The recent visit by the former Lord Mayor of London Michael Bear and a delegation of financial experts from the City of London, who are helping Angola set up its first stock exchange, is a good example of how foreign companies can participate in win-win partnerships for Angola’s development. The stock exchange is seen a vital tool for increased medium-term investment in private companies and enabling them to attract funds for expansion.

Increased interaction between Angolan and British financial services companies is being actively encouraged on both sides and came up during the recent Lord Mayor’s visit. For example, Banco Africano de Investimentos (BAI), whose biggest shareholder is state oil company Sonangol, is looking to set up an office in London and Angola’s low penetration rate is piquing interest from British entities.

With only around 12 per cent of Angolans holding a bank account, compared to an average of 20 per cent in other African frontier markets, there is ample room for expansion in the banking sector, especially outside Luanda. One of the reasons for the low penetration rate is the current focus on the capital city, which holds more than half of the nation’s branches.

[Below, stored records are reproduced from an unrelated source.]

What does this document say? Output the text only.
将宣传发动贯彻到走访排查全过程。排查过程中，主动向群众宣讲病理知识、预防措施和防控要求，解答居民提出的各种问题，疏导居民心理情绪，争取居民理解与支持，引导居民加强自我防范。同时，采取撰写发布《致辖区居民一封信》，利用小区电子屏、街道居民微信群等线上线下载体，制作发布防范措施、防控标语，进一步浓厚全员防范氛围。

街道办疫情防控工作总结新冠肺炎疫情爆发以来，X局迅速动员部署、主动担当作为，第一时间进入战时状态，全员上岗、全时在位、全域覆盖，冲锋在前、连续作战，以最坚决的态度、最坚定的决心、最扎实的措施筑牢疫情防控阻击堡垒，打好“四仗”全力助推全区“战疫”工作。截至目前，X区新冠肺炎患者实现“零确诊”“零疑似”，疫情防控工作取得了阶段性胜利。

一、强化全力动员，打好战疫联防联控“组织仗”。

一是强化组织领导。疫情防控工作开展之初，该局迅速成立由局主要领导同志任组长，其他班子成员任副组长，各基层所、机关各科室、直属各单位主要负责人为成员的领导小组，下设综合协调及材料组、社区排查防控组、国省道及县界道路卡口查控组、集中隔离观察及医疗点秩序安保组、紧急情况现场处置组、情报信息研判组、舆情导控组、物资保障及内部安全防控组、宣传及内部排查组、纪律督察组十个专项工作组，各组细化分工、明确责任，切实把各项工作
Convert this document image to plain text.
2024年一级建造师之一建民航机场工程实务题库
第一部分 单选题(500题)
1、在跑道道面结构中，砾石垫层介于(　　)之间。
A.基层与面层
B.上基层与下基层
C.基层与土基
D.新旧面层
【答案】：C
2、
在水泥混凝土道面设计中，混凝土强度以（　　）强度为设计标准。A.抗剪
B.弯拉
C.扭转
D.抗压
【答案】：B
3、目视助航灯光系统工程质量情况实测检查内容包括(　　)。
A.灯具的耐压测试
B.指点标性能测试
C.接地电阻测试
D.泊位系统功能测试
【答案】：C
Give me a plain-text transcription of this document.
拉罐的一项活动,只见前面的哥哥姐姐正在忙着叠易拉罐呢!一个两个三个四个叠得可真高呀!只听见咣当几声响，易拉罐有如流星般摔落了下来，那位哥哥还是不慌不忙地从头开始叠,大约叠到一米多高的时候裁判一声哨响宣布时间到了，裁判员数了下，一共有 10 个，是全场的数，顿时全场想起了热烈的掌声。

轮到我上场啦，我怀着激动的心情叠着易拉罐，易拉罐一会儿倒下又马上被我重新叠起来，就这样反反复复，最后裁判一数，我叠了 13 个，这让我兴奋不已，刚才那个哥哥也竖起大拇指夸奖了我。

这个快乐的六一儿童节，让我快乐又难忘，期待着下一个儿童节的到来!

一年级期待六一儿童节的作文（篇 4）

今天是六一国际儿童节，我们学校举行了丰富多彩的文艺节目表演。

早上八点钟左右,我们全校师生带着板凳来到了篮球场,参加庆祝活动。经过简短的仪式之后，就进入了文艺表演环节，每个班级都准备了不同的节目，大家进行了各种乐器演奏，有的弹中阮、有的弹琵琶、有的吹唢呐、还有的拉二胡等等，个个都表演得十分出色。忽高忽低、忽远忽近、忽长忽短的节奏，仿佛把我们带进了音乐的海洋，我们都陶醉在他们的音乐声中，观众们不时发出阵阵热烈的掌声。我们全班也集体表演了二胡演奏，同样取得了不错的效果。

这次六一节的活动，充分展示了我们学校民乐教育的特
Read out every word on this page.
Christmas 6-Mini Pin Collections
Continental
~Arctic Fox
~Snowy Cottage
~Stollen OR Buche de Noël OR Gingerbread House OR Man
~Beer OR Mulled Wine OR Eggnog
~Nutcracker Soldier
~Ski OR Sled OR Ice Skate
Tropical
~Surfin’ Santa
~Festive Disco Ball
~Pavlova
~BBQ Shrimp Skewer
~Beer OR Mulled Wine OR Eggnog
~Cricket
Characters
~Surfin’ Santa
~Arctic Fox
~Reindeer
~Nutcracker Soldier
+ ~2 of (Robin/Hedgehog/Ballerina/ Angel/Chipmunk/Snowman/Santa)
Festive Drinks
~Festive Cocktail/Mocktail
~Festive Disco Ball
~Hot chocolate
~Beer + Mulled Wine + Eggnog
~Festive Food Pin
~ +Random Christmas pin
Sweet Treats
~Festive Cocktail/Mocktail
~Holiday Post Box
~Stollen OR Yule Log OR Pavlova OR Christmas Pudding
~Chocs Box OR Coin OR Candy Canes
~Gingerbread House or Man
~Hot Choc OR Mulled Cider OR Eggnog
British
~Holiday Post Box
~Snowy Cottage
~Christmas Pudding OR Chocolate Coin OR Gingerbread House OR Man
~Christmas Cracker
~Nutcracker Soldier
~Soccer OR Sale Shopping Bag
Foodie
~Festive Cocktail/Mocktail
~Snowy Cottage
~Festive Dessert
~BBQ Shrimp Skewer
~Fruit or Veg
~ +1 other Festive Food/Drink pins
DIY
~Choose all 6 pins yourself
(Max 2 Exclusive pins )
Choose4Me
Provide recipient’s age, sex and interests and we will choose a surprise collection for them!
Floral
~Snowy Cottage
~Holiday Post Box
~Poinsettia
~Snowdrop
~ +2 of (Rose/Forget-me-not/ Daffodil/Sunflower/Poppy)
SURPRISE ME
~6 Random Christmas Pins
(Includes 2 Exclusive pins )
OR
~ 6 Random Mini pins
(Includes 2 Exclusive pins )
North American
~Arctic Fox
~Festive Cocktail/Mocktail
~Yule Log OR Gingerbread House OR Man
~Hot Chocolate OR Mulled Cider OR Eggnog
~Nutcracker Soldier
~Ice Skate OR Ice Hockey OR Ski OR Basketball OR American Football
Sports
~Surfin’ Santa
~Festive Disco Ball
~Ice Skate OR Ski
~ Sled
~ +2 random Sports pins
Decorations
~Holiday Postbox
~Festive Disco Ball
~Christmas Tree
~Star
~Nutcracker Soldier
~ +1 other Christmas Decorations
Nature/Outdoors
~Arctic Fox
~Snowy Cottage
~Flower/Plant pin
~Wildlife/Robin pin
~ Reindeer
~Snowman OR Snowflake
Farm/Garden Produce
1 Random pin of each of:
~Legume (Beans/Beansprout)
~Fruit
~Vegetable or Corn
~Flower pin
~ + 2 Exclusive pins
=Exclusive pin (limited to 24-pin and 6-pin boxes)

ccording to a study published in September by global audit firm KPMG, Angola’s oil-fuelled economic growth has allowed lenders to expand rapidly, with the sector jumping 21 per cent in total assets and 24 per cent in net profits last year. The study also reported that Angolan banks have invested in their networks, with the number of branches rising 22 per cent to 830 in 2010 and ATMs in the country increasing by a quarter. In addition, KPMG reported that around 80 per cent of the market is controlled by the largest five of the country’s 23 banks, but smaller rivals are gaining market share and “there is much room for organic growth.”

Also in September, several of the country’s top bankers called for Angola’s banks to use their strong capital and liquidity positions to help fund the diversification of the economy by providing loans for agriculture and industry projects. Reuters reported analysts labelling the sector as “well capitalised, highly profitable and liquid, and boasts resilient asset quality.”